Although a huge component of implementing Cellucoat in the supply chain system is rooted in manufacturing, we also put emphasis on the sustainable and biodegradable qualities of our material. Education is needed around how to properly compost our packaging. Our meeting with Belinda Li, a bioplastics experts, taught us that this is especially relevant for bioplastics as many of them are disposed of as garbage or families are encouraged to dispose of them as garbage. Thus, tackling the plastic waste side of Cellucoat and ensuring that it is disposed of sustainability not only requires the proper infrastructure to be in place, but also requires education around how to dispose of plastic.

Figure 4. A brief guide on how to properly sort your waste.

After our trip to the Calgary Composting Facility, we messaged Natalia Gonzalez, a Waste Diversion Specialist at the City of Calgary, about developing a campaign series on composting tips. We were inspired by our city’s “What goes in your green cart” website page, which provides individuals with information on what is acceptable to put in their composting “green” carts. Our goal was to iteratively improve the pages current tips by discussing with Natalia what information would be useful for the average Calgarian to know.
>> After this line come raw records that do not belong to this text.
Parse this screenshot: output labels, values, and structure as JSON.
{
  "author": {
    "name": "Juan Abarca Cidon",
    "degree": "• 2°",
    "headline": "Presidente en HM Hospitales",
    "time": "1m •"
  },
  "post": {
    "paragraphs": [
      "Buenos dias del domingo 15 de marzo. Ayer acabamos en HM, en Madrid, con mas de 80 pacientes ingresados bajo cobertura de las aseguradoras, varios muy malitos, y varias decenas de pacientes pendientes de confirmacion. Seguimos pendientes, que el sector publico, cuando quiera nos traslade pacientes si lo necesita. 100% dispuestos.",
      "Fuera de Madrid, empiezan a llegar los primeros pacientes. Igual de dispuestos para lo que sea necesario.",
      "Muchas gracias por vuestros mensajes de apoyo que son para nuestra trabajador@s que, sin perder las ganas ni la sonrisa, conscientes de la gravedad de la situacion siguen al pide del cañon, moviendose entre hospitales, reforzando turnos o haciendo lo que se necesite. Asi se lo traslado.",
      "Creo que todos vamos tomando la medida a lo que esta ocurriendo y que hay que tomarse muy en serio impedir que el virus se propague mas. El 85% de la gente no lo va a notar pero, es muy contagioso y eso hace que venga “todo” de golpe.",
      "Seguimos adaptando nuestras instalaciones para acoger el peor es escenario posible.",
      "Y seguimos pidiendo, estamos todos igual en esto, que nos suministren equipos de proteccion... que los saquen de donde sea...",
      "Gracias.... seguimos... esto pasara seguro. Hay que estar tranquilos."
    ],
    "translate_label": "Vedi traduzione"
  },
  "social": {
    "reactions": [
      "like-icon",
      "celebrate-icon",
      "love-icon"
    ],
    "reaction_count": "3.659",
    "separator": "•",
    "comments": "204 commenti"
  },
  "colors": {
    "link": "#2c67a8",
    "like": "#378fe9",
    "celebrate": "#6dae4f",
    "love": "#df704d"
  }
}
We are working to develop the tips further to put them on the Calgary Garbage Day App!

Figure 5. Our complete list of composting tips developed with the Calgary Composting Facility, and an example of how a tip would be formatted on their app.


Science Collaboration with Indigenous Youth

IndigeSTEAM aims to increase the provision of Indigenous-led and culturally relevant programming in STEAM to support and facilitate a better future for Indigenous youth The Cellucoat team partnered up with IndigeSTEAM and mentored Indigenous youth regarding their interests and aspirations in science. As part of the full day event, we gave the Siksika High School Robotics team (who we first met during the Mindfuel Tech Futures Challenge competition back in February!) a tour of our lab and learned more about their project involving a bioreactor. Our team also volunteered to facilitate experiments such as painting with bacteria, and bacterial transformations to engage youth in science in a fun and interesting way. This experience taught our team how to communicate complicated science to youth, allowed us to hear about and give feedback on their science project, develop connections, and overall allowed us to pique the interest of those considering pursuing careers in STEM. To end the day off, we attended a dinner and had fun getting to speak with some of the organizers of the event!

Figure 5. IndigeSTEAM highlights! We showed members of the Siksika High School Robotics team our iGEM lab and shared about our science projects.